84年ぶりの修復を終え、真新しい収蔵庫に収まった重文「大日如来座像」=下田市蓮台寺の天神神社

 ■京都から帰還、特別公開 

 下田市蓮台寺の天神神社の国指定重要文化財「大日如来座像」が13日、84年ぶりの修復を終え、京都市の美術院国宝修理所から帰還した。老朽化していた収蔵庫も昨年9月に改修工事が完了。大日如来座像に続き、四隅を固める武将「四天王立像」を今年、同修理所で修復する。3月25日~4月2日、大日如来座像を特別公開(午前10時~午後3時)する。

 今回は、浮き上がった漆や金ぱくの剥落止め、台座の補強、像内部のくぎやかすがいのさび落としなどを行った。座像本体、台座、後光を表す光背(こうはい)とも、重厚な装いを取り戻した。昨年5月から修理に出していた。

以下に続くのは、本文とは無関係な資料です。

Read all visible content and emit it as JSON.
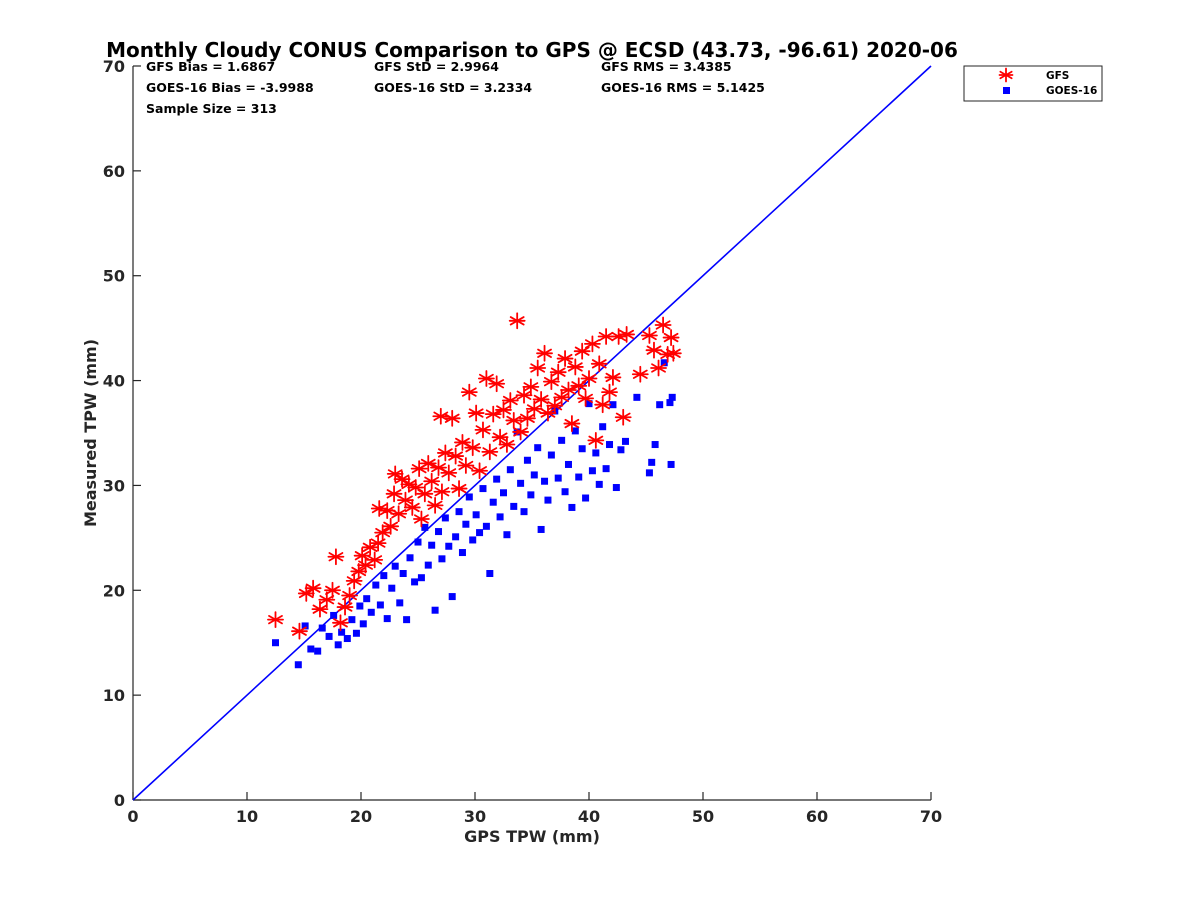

 同日夕、大日如来座像を真新しい収蔵庫に収め、帰還の神事を行った。修復委員長の坂倉碩夫区長は「修復現場を2度見学した。84年分のあか落としから懇切丁寧な修復作業を拝見し、感動した。きれいになった大日如来座像を迎え、感無量」と話した。

 今回の修復は、老朽化した収蔵庫の改修計画が発端。文化庁の調査官や仏像専門家に調査を依頼した結果、大日如来座像、四天王立像とも傷みが激しいことが分かった。「蓮台寺の宝を廃仏にはできない」と2015年に修復委員会を立ち上げ、一体的に取り組むことになった。大日如来座像、四天王立像、収蔵庫合わせた総事業費は約3千万円。大日如来座像は、鎌倉時代の承久年間(1219~21年)に廃寺になったとされる幻の密教寺院「蓮台寺」の本尊と伝えられる。その特徴から平安後期の遺風を残した鎌倉初期の作とされる。ヒノキの寄せ木造りで、高さは114センチ。1920(大正9)年に国宝に指定され、法改正で現在は重要文化財となっている。